Australia’s capital city housing markets remain robust, resilient and reliable. This is good news for home owners, investors and tenants – and for governments, the economy and, naturally, the community at large.
But shallow measures of performance can undermine confidence in their underlying health.
An example of this is the repeated assertion that Australian housing is “unaffordable”. Typically, this view relies on measures that compare income levels with house prices.
The International Monetary Fund’s (IMF) recent international House Price-to-Income Ratio series placed Australia as the third most unaffordable country in the world, behind Belgium and Canada.
“House prices continue to be out of reach of household incomes in many countries,” the report says.
But the surge in housing-market activity and price rises over the past two years reflects a significant improvement in affordability.

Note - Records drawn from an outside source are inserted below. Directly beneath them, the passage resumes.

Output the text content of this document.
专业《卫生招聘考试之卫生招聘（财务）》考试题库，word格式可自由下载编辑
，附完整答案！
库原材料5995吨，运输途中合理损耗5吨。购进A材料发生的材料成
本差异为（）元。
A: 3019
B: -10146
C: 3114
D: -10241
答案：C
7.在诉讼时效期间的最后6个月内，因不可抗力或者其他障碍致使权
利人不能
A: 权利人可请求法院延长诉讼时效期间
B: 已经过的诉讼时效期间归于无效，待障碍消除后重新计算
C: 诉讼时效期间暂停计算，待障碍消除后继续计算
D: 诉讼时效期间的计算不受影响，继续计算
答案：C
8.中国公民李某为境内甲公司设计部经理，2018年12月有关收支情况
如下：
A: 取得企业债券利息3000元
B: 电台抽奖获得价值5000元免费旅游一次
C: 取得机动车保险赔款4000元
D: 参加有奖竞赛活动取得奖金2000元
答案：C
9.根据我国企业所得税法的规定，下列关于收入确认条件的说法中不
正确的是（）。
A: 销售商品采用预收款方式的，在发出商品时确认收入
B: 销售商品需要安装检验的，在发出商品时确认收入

This is mostly due to a sharp fall in official interest rates, from 4.75 per cent in November 2011 to just 2.5 per cent in August 2013 – the lowest rate in 60 years.
As a predictable consequence of lower mortgage-lending rates, the strong desire of Australians to own a home and our confidence in residential investment, pent-up demand has been released. And naturally this has been underscored by the solid performance of the Australian economy – with relatively low unemployment, steadily rising incomes and jobs growth.
Average monthly mortgage repayments have fallen with interest rates. Using Australian Bureau of Statistics home-loan data, Reserve Bank indicator rates and a typical variable loan structure, the average weekly Australian loan repayment has fallen from a peak of $546 recorded over the June quarter of 2011 to $450 a week over the September quarter of 2013.
The average weekly home-loan repayment has increased slightly to $467 a week over the March quarter of 2014, but this isn’t surprising given house price growth, which leads to bigger loans.
The improvement in affordability has led to prices rising. The Australian median house price has increased from its previous trough point of $533,738 over the December quarter of 2011 to $614,026 over the March quarter of 2014.
A 15 per cent fall in average loan repayments since 2011 has, therefore, translated into a 15 per cent increase in house prices – an uncanny coincidence? Or reinforcement of the underlying stability of Australia’s housing markets?
Affordability is really about our capacity to pay our mortgage. The proportion of the median Australian weekly disposable income required for the average mortgage has fallen from a peak of 35.6 per cent in the June quarter of 2011 to a low of 26.9 per cent over the September quarter of 2013. The March quarter measure of 27.5 per cent remains well below the seven-year average of 32 per cent.
Historically low interest rates combined with rising incomes have improved housing affordability and tapped into strong underlying demand. This has led to the strongest house-price growth since the last affordability peak in 2009-10.
A robust economy, strong desire for home ownership and investment, and the supply and demand mechanics add up to strong and sustainable price growth in the capital city housing markets.